L'usine des animaux

Vidéo numérique

du Saint , Caroline (Réalisateur)

Chaque année, 70 milliards de bêtes sont abattues au terme d’une vie de souffrance. Entre éclairage historique et plongée dans la réalité crue des élevages industriels, cette enquête décrypte les rouages d’un système qui a transformé les animaux en marchandises.

De la naissance jusqu’à la mort, la vie des animaux d’élevage est placée sous le sceau de la cruauté. Sélectionnés génétiquement pour produire plus, vaches, poulets et porcs sont mutilés, enfermés dans des cages individuelles ou entassés dans des enclos, sans lumière ni possibilité de mouvement, avant d’être tués à la chaîne. Comment en est-on arrivé là ? Au sortir de la Seconde Guerre mondiale, le développement de la motorisation et des produits chimiques révolutionne le monde agricole.

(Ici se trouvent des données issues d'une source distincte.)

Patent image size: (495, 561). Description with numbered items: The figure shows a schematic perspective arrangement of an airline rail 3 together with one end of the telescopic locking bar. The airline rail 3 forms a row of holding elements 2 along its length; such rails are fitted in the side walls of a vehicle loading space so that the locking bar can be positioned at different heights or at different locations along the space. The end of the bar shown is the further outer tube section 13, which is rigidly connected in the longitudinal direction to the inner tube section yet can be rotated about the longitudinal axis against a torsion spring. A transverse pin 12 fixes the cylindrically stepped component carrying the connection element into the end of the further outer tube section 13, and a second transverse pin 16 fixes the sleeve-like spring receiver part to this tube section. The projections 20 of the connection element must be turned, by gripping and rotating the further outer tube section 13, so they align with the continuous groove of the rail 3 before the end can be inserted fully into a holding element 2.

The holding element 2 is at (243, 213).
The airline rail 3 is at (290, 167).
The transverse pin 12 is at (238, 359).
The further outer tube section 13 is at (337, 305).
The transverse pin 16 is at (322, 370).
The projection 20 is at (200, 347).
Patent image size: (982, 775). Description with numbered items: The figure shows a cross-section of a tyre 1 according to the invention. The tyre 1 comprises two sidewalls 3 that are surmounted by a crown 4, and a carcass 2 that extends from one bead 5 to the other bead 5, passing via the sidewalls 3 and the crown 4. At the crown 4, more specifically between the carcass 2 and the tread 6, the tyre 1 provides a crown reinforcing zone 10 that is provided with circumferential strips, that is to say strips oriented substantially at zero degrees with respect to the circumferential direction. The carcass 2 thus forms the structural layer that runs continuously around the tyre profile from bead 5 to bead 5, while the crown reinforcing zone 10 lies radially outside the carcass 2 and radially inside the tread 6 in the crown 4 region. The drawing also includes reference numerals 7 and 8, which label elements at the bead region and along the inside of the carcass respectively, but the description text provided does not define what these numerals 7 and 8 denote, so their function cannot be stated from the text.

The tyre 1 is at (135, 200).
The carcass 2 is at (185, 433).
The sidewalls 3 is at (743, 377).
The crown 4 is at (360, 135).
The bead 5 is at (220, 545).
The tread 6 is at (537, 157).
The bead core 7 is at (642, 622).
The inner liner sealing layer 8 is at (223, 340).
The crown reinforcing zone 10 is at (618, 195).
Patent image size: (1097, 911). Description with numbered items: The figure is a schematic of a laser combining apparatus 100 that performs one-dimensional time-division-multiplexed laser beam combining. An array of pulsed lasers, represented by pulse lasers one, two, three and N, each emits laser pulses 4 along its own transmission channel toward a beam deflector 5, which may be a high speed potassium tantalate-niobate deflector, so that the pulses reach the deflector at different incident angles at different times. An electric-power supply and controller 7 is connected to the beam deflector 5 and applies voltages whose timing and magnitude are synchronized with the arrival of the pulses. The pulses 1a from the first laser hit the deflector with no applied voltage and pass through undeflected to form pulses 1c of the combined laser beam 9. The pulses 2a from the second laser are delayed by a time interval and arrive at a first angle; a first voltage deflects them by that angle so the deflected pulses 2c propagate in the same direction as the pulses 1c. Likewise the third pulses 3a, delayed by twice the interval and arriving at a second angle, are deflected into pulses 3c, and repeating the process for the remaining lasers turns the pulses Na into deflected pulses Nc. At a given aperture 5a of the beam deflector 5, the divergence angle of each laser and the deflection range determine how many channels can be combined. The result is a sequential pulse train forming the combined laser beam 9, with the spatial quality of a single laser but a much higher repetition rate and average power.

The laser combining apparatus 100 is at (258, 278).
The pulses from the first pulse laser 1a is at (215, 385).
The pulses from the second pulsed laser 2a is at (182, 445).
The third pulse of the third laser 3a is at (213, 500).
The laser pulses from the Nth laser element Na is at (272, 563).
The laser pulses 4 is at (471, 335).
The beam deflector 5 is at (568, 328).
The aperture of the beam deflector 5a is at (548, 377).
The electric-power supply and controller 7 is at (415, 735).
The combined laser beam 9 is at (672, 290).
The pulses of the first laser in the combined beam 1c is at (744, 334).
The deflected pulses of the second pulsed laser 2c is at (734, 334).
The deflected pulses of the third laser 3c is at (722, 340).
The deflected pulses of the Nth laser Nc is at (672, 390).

Encouragée par les pouvoirs publics, l’industrialisation de l’élevage entame sa progression vertigineuse. Deux tiers des petites exploitations françaises ont ainsi disparu en moins de cinquante ans. À l’échelle mondiale, quatre multinationales aussi puissantes que méconnues (JBS, Tyson, Cargill, WH Group) se partagent plus de 80 % du marché de la viande grâce à leur mainmise sur la chaîne de production : bétail, matériel, nourriture, médicaments, abattoirs... Affamées de profits, elles briguent sans cesse de nouveaux marchés, y compris dans les pays de tradition végétarienne, comme le Viêtnam, où d’impressionnantes villes-usines surgissent dans les campagnes. Partout, les industriels veillent à tenir la souffrance animale hors de la vue des consommateurs, tout en s’appuyant sur des publicités mensongères montrant des bêtes élevées à l’air libre, heureuses de se sacrifier (le suicide food). Les activistes, de leur côté, risquent des sanctions en s’introduisant dans les exploitations. En France, l’association L214 a néanmoins contribué à l’interdiction du broyage des poussins – effective en 2023 – en diffusant des images du massacre.

Violence institutionnalisée
"J’ai mis des cochons à la poubelle ! Comme du plastique…", regrette Stéphanie, revenue à un élevage paysan en plein air. Des États-Unis à la Chine en passant par la Pologne, Caroline du Saint dévoile, au fil d’images sidérantes captées dans les allées des usines, l’envers du décor, qui concerne 80 % des animaux que nous consommons. Recueillant les témoignages d’éleveurs, de chercheurs (historien, sociologues, économiste…) et de militants de la cause animale (la directrice de L214 Brigitte Gothière, le lanceur d’alerte James Keen, ancien vétérinaire au Centre américain de la recherche sur la viande…), elle montre comment les multinationales, les gouvernements, les scientifiques et les consommateurs ont fabriqué ou permis ce système, dans lequel la violence est devenue la norme, et les animaux, de simples marchandises soumises aux lois du marché.